The assessment phase offered a foundation for goals to be determined by the health care team. The use of the ICF Categorical Profile (Table 1) supported this step of the Rehab Cycle. As a Global Goal, leading an independent life (which would include returning to work) was considered by both the team and the patient himself to be a realistic aim. Martin was engaged and enthusiastic. He wanted to return to work as soon as possible and believed he could again be autonomous given enough time. His health care team also agreed that in the long term, the goal was not beyond his physical limitations. Thus the Global Goal was defined. As an overall Service Program Goal, gaining independence in daily living was established as the next step in achieving an independent life. Attaining three separate but related Cycle Goals would help Martin converge on the Service Program Goal:
- Improved mobility
- Improved self-care
Initiating Martin’s intention of clarifying his vocational perspective
Each of the Cycle Goals was distilled directly from the perspectives as outlined by both the patient and the health care providers. The Cycle Goal on vocation was taken directly from one of Martin’s personal factors, his intention to clarify a new vocation, and built upon the vocational counseling that had been undertaken in the preceding weeks. The other Cycle Goals were also drawn from a spectrum of body functions/structures, activities and environmental or personal factors. It is worth mentioning that the vocational training undertaken to work towards the goal of a vocational perspective for Martin had begun some weeks prior to the start of this Rehab Cycle. Specifically, it was the activation phase of the process of vocational counseling that was underway. Based upon the assessment, this was nevertheless taken up as a critical Cycle Goal as an element of independence in daily living. The finalization of this activation phase was now intended to correspond with the final evaluation for this Rehab Cycle.
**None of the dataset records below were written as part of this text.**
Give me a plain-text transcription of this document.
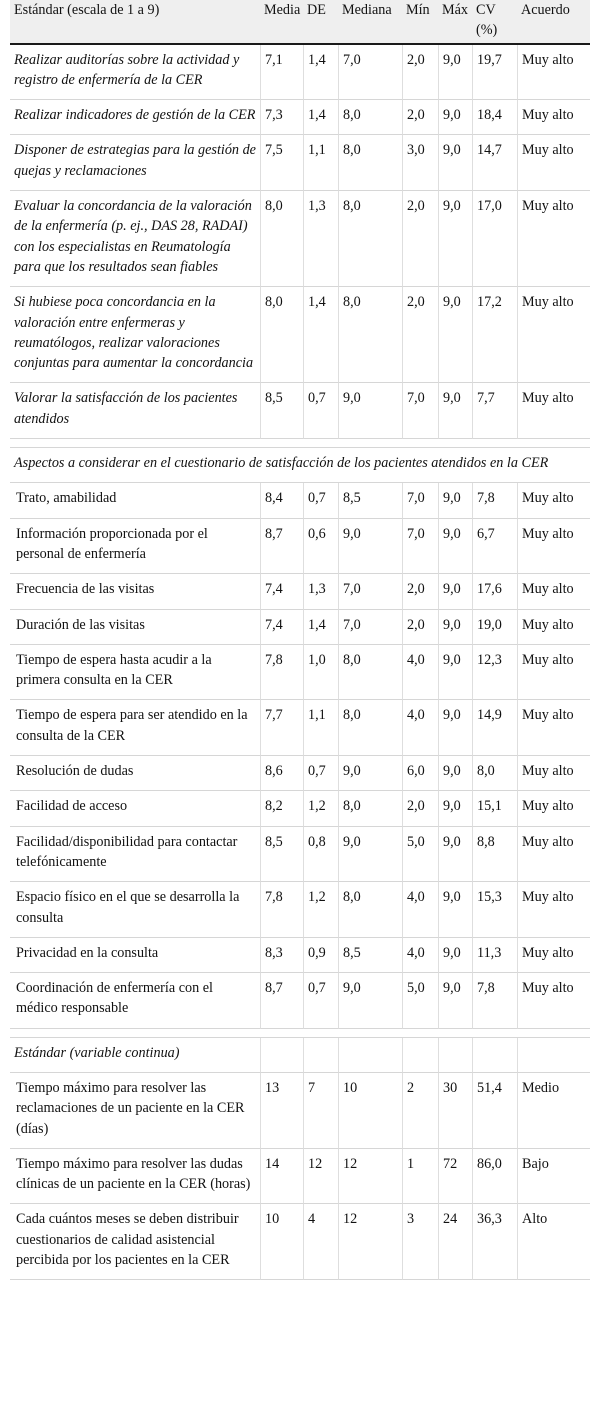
Estándar (escala de 1 a 9)	Media	DE	Mediana	Mín	Máx	CV (%)	Acuerdo
Realizar auditorías sobre la actividad y registro de enfermería de la CER	7,1	1,4	7,0	2,0	9,0	19,7	Muy alto
Realizar indicadores de gestión de la CER	7,3	1,4	8,0	2,0	9,0	18,4	Muy alto
Disponer de estrategias para la gestión de quejas y reclamaciones	7,5	1,1	8,0	3,0	9,0	14,7	Muy alto
Evaluar la concordancia de la valoración de la enfermería (p. ej., DAS 28, RADAI) con los especialistas en Reumatología para que los resultados sean fiables	8,0	1,3	8,0	2,0	9,0	17,0	Muy alto
Si hubiese poca concordancia en la valoración entre enfermeras y reumatólogos, realizar valoraciones conjuntas para aumentar la concordancia	8,0	1,4	8,0	2,0	9,0	17,2	Muy alto
Valorar la satisfacción de los pacientes atendidos	8,5	0,7	9,0	7,0	9,0	7,7	Muy alto

Aspectos a considerar en el cuestionario de satisfacción de los pacientes atendidos en la CER							
Trato, amabilidad	8,4	0,7	8,5	7,0	9,0	7,8	Muy alto
Información proporcionada por el personal de enfermería	8,7	0,6	9,0	7,0	9,0	6,7	Muy alto
Frecuencia de las visitas	7,4	1,3	7,0	2,0	9,0	17,6	Muy alto
Duración de las visitas	7,4	1,4	7,0	2,0	9,0	19,0	Muy alto
Tiempo de espera hasta acudir a la primera consulta en la CER	7,8	1,0	8,0	4,0	9,0	12,3	Muy alto
Tiempo de espera para ser atendido en la consulta de la CER	7,7	1,1	8,0	4,0	9,0	14,9	Muy alto
Resolución de dudas	8,6	0,7	9,0	6,0	9,0	8,0	Muy alto
Facilidad de acceso	8,2	1,2	8,0	2,0	9,0	15,1	Muy alto
Facilidad/disponibilidad para contactar telefónicamente	8,5	0,8	9,0	5,0	9,0	8,8	Muy alto
Espacio físico en el que se desarrolla la consulta	7,8	1,2	8,0	4,0	9,0	15,3	Muy alto
Privacidad en la consulta	8,3	0,9	8,5	4,0	9,0	11,3	Muy alto
Coordinación de enfermería con el médico responsable	8,7	0,7	9,0	5,0	9,0	7,8	Muy alto

Estándar (variable continua)							
Tiempo máximo para resolver las reclamaciones de un paciente en la CER (días)	13	7	10	2	30	51,4	Medio
Tiempo máximo para resolver las dudas clínicas de un paciente en la CER (horas)	14	12	12	1	72	86,0	Bajo
Cada cuántos meses se deben distribuir cuestionarios de calidad asistencial percibida por los pacientes en la CER	10	4	12	3	24	36,3	Alto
The following two phases of the vocational training would be integrated into the next Rehab Cycle (see Case Study 9).
Figure 2: ICF Categorical Profile: *ICF qualifiers range from 0 = no problem to 4 = complete problem in the components of body functions (b), body structures (s), activity and participation (d) and from 4 = complete barrier to +4 = complete facilitator for environmental factors. Among personal factors (pf), the signs+ and - indicate to what extent a pf has a positive or negative influence on the individual’s functioning. °Specific cycle goals are indicated by CG 1,2 and/or 3; SG = Service Program Goal, G = Global Goal.